Marlon - La dernière prise était super ! Je crois qu'entre celle-là et la précédente, on a la bonne, largement. Vous venez les écouter ?
Pascalou - Attends, j'en aurais bien fait une dernière...
François - Moi aussi, j'ai joué comme une poutre.
Marlon - T'es fou ?! C'était super ! Bon, si vous voulez on en refait une, ça coûte rien, mais bon.
Moi - Vous connaissez l'histoire de la girafe qui joue du saxophone dans l'orchestre de Count Basie ?
Tous - On s'en fout, on y va ?
Marlon - OK, (avec l'accent Belge) Alley, ça tourne.
En effet, la dernière est encore mieux. Philippe oublie de s'arrêter à la fin, du coup ils repartent tous pour un dernier refrain instrumental, et c'est super.
Dans la journée nous enregistrons les basse-batterie-guitare de trois chansons, c'est vraiment bien.

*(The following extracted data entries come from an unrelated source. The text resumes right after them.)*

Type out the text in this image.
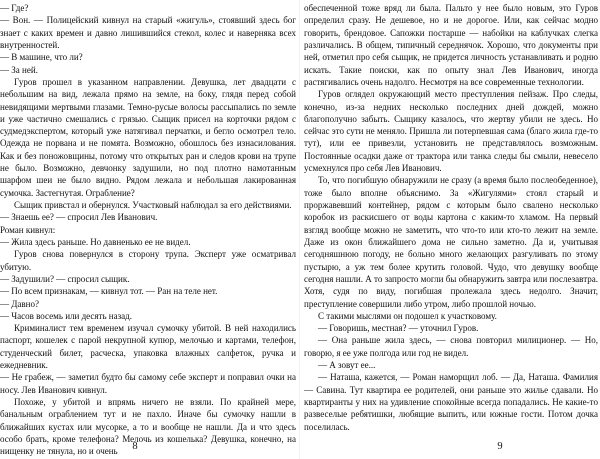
— Где?

— Вон. — Полицейский кивнул на старый «жигуль», стоявший здесь бог знает с каких времен и давно лишившийся стекол, колес и наверняка всех внутренностей.

— В машине, что ли?

— За ней.

Гуров прошел в указанном направлении. Девушка, лет двадцати с небольшим на вид, лежала прямо на земле, на боку, глядя перед собой невидящими мертвыми глазами. Темно-русые волосы рассыпались по земле и уже частично смешались с грязью. Сыщик присел на корточки рядом с судмедэкспертом, который уже натягивал перчатки, и бегло осмотрел тело. Одежда не порвана и не помята. Возможно, обошлось без изнасилования. Как и без поножовщины, потому что открытых ран и следов крови на трупе не было. Возможно, девчонку задушили, но под плотно намотанным шарфом шеи не было видно. Рядом лежала и небольшая лакированная сумочка. Застегнутая. Ограбление?

Сыщик привстал и обернулся. Участковый наблюдал за его действиями.

— Знаешь ее? — спросил Лев Иванович.

Роман кивнул:

— Жила здесь раньше. Но давненько ее не видел.

Гуров снова повернулся в сторону трупа. Эксперт уже осматривал убитую.

— Задушили? — спросил сыщик.

— По всем признакам, — кивнул тот. — Ран на теле нет.

— Давно?

— Часов восемь или десять назад.

Криминалист тем временем изучал сумочку убитой. В ней находились паспорт, кошелек с парой некрупной купюр, мелочью и картами, телефон, студенческий билет, расческа, упаковка влажных салфеток, ручка и ежедневник.

— Не грабеж, — заметил будто бы самому себе эксперт и поправил очки на носу. Лев Иванович кивнул.

Похоже, у убитой и впрямь ничего не взяли. По крайней мере, банальным ограблением тут и не пахло. Иначе бы сумочку нашли в ближайших кустах или мусорке, а то и вообще не нашли. Да и что здесь особо брать, кроме телефона? Мелочь из кошелька? Девушка, конечно, на нищенку не тянула, но и очень	8

обеспеченной тоже вряд ли была. Пальто у нее было новым, это Гуров определил сразу. Не дешевое, но и не дорогое. Или, как сейчас модно говорить, брендовое. Сапожки постарше — набойки на каблучках слегка различались. В общем, типичный середнячок. Хорошо, что документы при ней, отметил про себя сыщик, не придется личность устанавливать и родню искать. Такие поиски, как по опыту знал Лев Иванович, иногда растягивались очень надолго. Несмотря на все современные технологии.

Гуров оглядел окружающий место преступления пейзаж. Про следы, конечно, из-за недних несколько последних дней дождей, можно благополучно забыть. Сыщику казалось, что жертву убили не здесь. Но сейчас это сути не меняло. Пришла ли потерпевшая сама (благо жила где-то тут), или ее привезли, установить не представлялось возможным. Постоянные осадки даже от трактора или танка следы бы смыли, невесело усмехнулся про себя Лев Иванович.

То, что погибшую обнаружили не сразу (а время было послеобеденное), тоже было вполне объяснимо. За «Жигулями» стоял старый и проржавевший контейнер, рядом с которым было свалено несколько коробок из раскисшего от воды картона с каким-то хламом. На первый взгляд вообще можно не заметить, что что-то или кто-то лежит на земле. Даже из окон ближайшего дома не сильно заметно. Да и, учитывая сегодняшнюю погоду, не больно много желающих разгуливать по этому пустырю, а уж тем более крутить головой. Чудо, что девушку вообще сегодня нашли. А то запросто могли бы обнаружить завтра или послезавтра. Хотя, судя по виду, погибшая пролежала здесь недолго. Значит, преступление совершили либо утром, либо прошлой ночью.

С такими мыслями он подошел к участковому.

— Говоришь, местная? — уточнил Гуров.

— Она раньше жила здесь, — снова повторил милиционер. — Но, говорю, я ее уже полгода или год не видел.

— А зовут ее...

— Наташа, кажется, — Роман наморщил лоб. — Да, Наташа. Фамилия — Савина. Тут квартира ее родителей, они раньше это жилье сдавали. Но квартиранты у них на удивление спокойные всегда попадались. Не какие-то развеселые ребятишки, любящие выпить, или южные гости. Потом дочка поселилась.

9
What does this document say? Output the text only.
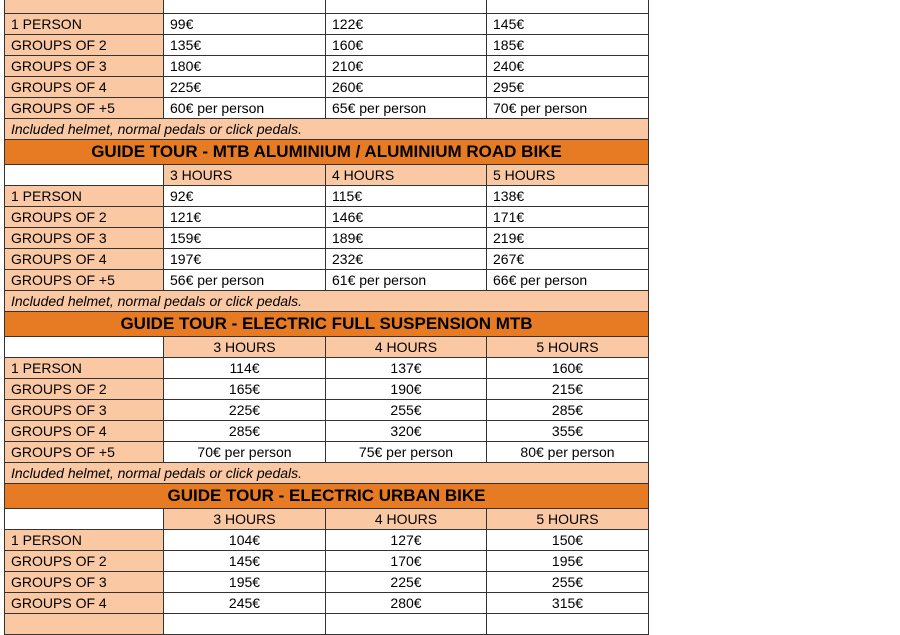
1 PERSON	99€	122€	145€
GROUPS OF 2	135€	160€	185€
GROUPS OF 3	180€	210€	240€
GROUPS OF 4	225€	260€	295€
GROUPS OF +5	60€ per person	65€ per person	70€ per person
Included helmet, normal pedals or click pedals.			
GUIDE TOUR - MTB ALUMINIUM / ALUMINIUM ROAD BIKE			
	3 HOURS	4 HOURS	5 HOURS
1 PERSON	92€	115€	138€
GROUPS OF 2	121€	146€	171€
GROUPS OF 3	159€	189€	219€
GROUPS OF 4	197€	232€	267€
GROUPS OF +5	56€ per person	61€ per person	66€ per person
Included helmet, normal pedals or click pedals.			
GUIDE TOUR - ELECTRIC FULL SUSPENSION MTB			
	3 HOURS	4 HOURS	5 HOURS
1 PERSON	114€	137€	160€
GROUPS OF 2	165€	190€	215€
GROUPS OF 3	225€	255€	285€
GROUPS OF 4	285€	320€	355€
GROUPS OF +5	70€ per person	75€ per person	80€ per person
Included helmet, normal pedals or click pedals.			
GUIDE TOUR - ELECTRIC URBAN BIKE			
	3 HOURS	4 HOURS	5 HOURS
1 PERSON	104€	127€	150€
GROUPS OF 2	145€	170€	195€
GROUPS OF 3	195€	225€	255€
GROUPS OF 4	245€	280€	315€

À ce rythme, peut-être finirons-nous avec un jour d'avance, ou peut-être ramerons-nous pendant un jour entier sur un seul morceau, c'est tout à fait possible.


Vendredi

C'est d'ailleurs ce qui se passe. Après quatre jours d'un fluide et intense bonheur, nous coinçons sur la dernière chanson. Une journée entière de doutes, de versions A, B, C, version mambo, version slow... pour finalement que j'admette que cette chanson est une C.M.E.M.B.M. (Chanson Mal Écrite Mais Bien Maquettée - c'est les pires). C'est pourtant un grand classique dont je me méfie énormément lorsque je travaille pour d'autres que moi.
C.M.E.M.B.M. ?
Partons d'un postulat simple (et discutable, mais une autre fois) : une bonne chanson, c'est une bonne mélodie et un bon texte. L'interprétation et l'accompagnement font une version de la chanson, mais ne font pas la chanson.
Retournons à Bali. Disons que j'ai écrit un texte que j'aime beaucoup, mais son formatage (la durée des phrases, la taille des couplets, du refrain, le rythme du texte) est un peu irrégulier et ne m'inspire aucune musique. Première galère : difficile de composer une mélodie sur ces mots. Sans m'en rendre compte (ou évitant de m'en rendre compte), je compose une mélodie pauvre sur un accompagnement riche. L'un compensant l'autre. Je m'éclate car j'en profite pour vraiment enrichir la maquette, jusqu'à trouver cette chanson totalement à mon goût. Mais je ne me rends pas encore compte que la seule partie réussie de cette chanson est amenée à disparaître : c'est sa forme provisoire, sa maquette.
Malgré notre bonne volonté, le jour de l'enregistrement, il est trop tard pour résoudre le problème fondamental de cette C.M.E.M.B.M. Une journée entière de doutes, de versions A, B, C, version mambo, version slow. Et poubelle. Ou plutôt marmite : je l'y laisse retomber, pour qu'éventuellement elle ressorte sous une autre forme lors d'une prochaine session d'écriture. Peut-être pour un quatrième album. 
(note cinq ans plus tard : cette chanson, Lila, est toujours en chantier, je n'ai pas encore complètement résolu son problème)


Lundi suivant

Aujourd'hui et pendant les quinze jours à venir, je travaille seul avec Marlon. Philippe, Pascalou et François sont rentrés chez eux, le studio est beaucoup plus calme, c'est triste et beau à la fois. Nous projetons de travailler sur la première chanson que nous avons enregistrée lundi dernier : J'aime lire. Le squelette est maintenant un corps, nous devons l'habiller et le pomponner. Depuis le début, j'imagine un piano qui jouerait des accords aigus dans le refrain, et des notes graves dans les couplets. Marlon installe des micros autour du piano dans la pièce à côté, m'installe un casque et retourne à sa console. Je m'assieds au piano.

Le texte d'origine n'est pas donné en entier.